From angular conservation, we have:

$ \mu_f a_i v_{i}=\mu_f \sqrt{G(M_1+M_f)a_f(1-e^2)} $

where, again, the L.H.S. is the angular momentum right after the explosion and the R.H.S. is the Keplerian angular momentum of the resulting orbit. Squaring this equation and plugging in $ \chi $ we get:

$ 1-e^2=\frac{a_i}{a_f} (1+\frac{\Delta M}{M_{tot,f}}) $.

Using the ratio for the semi major axis in the energy equation, we get:

$ 1-e^2=1-\bigg( \frac{\Delta M}{M_{tot,f}} \bigg)^2 $.
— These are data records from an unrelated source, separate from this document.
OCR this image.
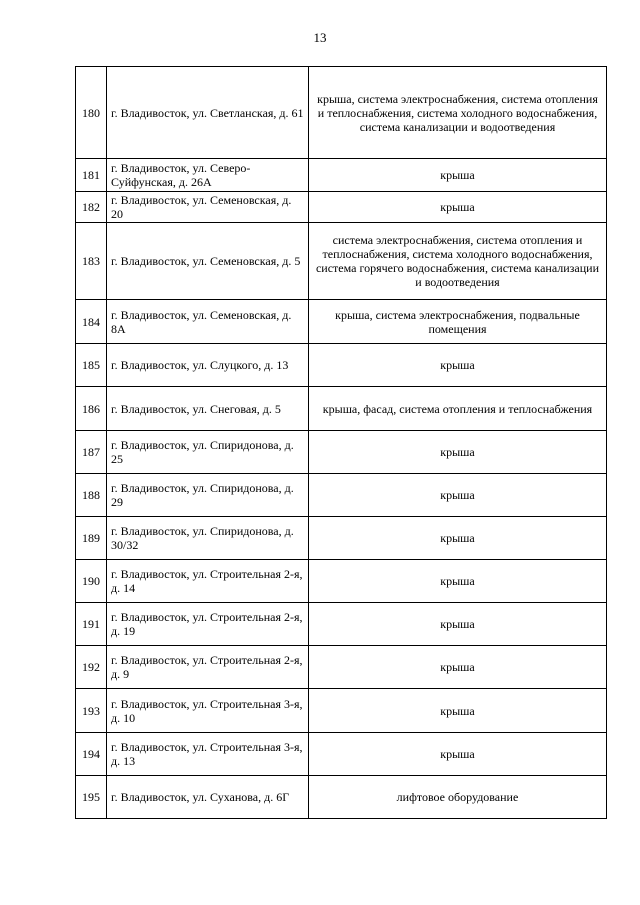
13
180	г. Владивосток, ул. Светланская, д. 61	крыша, система электроснабжения, система отопления и теплоснабжения, система холодного водоснабжения, система канализации и водоотведения
181	г. Владивосток, ул. Северо-Суйфунская, д. 26А	крыша
182	г. Владивосток, ул. Семеновская, д. 20	крыша
183	г. Владивосток, ул. Семеновская, д. 5	система электроснабжения, система отопления и теплоснабжения, система холодного водоснабжения, система горячего водоснабжения, система канализации и водоотведения
184	г. Владивосток, ул. Семеновская, д. 8А	крыша, система электроснабжения, подвальные помещения
185	г. Владивосток, ул. Слуцкого, д. 13	крыша
186	г. Владивосток, ул. Снеговая, д. 5	крыша, фасад, система отопления и теплоснабжения
187	г. Владивосток, ул. Спиридонова, д. 25	крыша
188	г. Владивосток, ул. Спиридонова, д. 29	крыша
189	г. Владивосток, ул. Спиридонова, д. 30/32	крыша
190	г. Владивосток, ул. Строительная 2-я, д. 14	крыша
191	г. Владивосток, ул. Строительная 2-я, д. 19	крыша
192	г. Владивосток, ул. Строительная 2-я, д. 9	крыша
193	г. Владивосток, ул. Строительная 3-я, д. 10	крыша
194	г. Владивосток, ул. Строительная 3-я, д. 13	крыша
195	г. Владивосток, ул. Суханова, д. 6Г	лифтовое оборудование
It follows that that for symmetrical explosions, the resulting eccentricity follows the simple relation: $ e=\frac{\Delta M}{M_{tot,f}} $. In particular there is no bound orbit when $ \Delta M > M_{tot,f} $, i.e when the system losses more than half its original mass (as shown in Maximum mass loss in a supernova that leaves a bound binary).